The U.S. Supreme Court ruled in May in Sereboff v. Mid Atlantic Medical Services Inc. that health plans can ask for reimbursement for previously provided benefits if the recipient of those benefits receives payment for the services from someone else.

But the Sereboff ruling affects only the rules governing subrogation in North Carolina, South Carolina and Virginia, while the H.R. 2830 subrogation provision would establish a uniform national standard, according to AHIP spokesman Mohit Ghose.

Private U.S. health insurers paid about $658 billion in claims in 2004, according to the Centers for Medicare & Medicaid Services.

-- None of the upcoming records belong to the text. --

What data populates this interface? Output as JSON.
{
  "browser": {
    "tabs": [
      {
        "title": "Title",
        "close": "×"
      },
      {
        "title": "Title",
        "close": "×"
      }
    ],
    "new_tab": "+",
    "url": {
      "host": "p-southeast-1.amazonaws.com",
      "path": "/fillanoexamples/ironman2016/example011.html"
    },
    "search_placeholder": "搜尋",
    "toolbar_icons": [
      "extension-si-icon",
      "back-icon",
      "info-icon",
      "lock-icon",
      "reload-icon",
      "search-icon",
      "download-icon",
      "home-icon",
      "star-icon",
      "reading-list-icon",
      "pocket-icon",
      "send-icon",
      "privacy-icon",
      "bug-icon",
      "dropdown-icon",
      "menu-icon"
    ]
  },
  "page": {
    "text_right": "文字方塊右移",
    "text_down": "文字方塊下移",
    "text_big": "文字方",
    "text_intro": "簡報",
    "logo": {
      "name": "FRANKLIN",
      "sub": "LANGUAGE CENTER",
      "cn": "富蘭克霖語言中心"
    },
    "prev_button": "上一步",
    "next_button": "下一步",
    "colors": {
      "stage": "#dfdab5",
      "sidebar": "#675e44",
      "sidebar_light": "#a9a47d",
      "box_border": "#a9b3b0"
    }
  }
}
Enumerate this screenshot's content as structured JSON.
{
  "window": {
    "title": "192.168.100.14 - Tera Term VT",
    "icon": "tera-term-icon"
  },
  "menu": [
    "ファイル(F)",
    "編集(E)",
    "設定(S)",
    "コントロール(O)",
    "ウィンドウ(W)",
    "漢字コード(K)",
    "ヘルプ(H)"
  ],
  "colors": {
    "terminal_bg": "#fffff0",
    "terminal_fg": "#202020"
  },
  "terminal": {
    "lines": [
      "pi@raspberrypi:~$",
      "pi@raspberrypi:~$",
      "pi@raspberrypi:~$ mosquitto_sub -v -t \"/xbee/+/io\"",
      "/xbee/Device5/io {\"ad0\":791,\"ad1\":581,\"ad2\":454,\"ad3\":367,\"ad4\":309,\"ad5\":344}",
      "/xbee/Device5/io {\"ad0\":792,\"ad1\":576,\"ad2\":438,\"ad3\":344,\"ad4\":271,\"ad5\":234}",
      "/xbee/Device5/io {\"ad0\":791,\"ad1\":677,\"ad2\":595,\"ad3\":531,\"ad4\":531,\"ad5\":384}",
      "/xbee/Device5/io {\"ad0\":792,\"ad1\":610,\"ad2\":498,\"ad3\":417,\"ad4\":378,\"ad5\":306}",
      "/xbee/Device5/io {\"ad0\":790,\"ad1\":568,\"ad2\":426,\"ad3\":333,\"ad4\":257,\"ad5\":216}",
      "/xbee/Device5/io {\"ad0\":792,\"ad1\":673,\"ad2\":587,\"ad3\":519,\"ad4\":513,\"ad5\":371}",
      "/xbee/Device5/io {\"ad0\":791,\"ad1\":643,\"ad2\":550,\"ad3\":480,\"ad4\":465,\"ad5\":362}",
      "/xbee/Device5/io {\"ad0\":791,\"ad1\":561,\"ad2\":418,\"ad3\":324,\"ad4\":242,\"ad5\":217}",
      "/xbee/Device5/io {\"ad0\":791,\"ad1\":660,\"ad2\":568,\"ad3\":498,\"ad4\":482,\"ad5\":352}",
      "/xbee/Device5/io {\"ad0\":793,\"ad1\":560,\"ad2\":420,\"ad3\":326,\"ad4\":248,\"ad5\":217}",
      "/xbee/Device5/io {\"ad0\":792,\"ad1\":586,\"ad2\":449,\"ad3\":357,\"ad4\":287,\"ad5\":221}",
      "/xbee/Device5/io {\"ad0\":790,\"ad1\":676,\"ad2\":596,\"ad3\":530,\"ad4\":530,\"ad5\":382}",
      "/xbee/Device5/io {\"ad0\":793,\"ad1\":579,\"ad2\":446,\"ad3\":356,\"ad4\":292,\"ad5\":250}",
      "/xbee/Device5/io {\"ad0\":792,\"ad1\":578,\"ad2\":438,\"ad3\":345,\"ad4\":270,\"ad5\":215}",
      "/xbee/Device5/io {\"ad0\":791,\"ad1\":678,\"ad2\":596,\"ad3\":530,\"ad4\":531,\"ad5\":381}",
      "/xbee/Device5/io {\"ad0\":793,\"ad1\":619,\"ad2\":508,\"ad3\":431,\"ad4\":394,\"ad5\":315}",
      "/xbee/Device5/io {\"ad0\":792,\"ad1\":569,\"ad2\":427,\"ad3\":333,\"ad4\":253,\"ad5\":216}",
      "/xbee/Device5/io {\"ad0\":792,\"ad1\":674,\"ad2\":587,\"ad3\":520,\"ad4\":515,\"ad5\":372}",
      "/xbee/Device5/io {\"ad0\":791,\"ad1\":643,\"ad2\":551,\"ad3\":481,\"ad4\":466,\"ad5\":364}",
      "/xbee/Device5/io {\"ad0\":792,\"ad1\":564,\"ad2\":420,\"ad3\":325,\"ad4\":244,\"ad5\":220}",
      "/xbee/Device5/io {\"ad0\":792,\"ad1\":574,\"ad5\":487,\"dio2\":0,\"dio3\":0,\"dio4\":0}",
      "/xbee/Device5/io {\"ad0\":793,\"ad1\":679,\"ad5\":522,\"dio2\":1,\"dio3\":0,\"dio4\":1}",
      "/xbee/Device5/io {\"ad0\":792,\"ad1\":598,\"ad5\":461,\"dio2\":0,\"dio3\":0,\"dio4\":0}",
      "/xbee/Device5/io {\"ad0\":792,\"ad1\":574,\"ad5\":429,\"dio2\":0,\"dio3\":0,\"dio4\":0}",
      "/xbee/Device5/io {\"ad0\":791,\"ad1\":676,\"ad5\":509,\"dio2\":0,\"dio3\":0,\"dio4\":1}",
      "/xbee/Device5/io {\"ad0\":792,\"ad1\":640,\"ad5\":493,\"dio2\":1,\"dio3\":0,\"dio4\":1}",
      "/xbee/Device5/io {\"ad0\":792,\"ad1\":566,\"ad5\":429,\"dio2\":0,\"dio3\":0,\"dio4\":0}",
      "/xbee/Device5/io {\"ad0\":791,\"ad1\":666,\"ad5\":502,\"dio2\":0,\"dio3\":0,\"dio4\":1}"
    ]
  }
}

AHIP, Washington, estimates subrogation helps benefit plans recover as much as $1 billion per year.

Subrogation “continues to be a critical cost-saving device for unions, employers and other plan sponsors,” Ghose says.

Dennis Byars, chair of the health committee at the NCSL, Denver, has written to pension bill conference committee members questioning the need for congressional efforts to give ERISA even more ability to preempt state laws.

“It is extremely important that any contemplation of such an expansion be the subject of extensive congressional hearings where states would be afforded an opportunity to express in detail our concerns,” Byars writes.

ATLA, Washington, argues on its People Over Profits Grassroots Action Center Website that implementing the subrogation provision would leave many catastrophically injured Americans unable to afford the cost of their medical expenses.

Quote

Sen. Edward Kennedy, D-Mass., said, “This provision is a special interest fix that was slipped into the House bill at the last minute without a hearing and without public debate. This troubling provision…would allow insurers to raid funds that injured patients receive to cover future medical care or compensate for missed months of work. That’s not right.”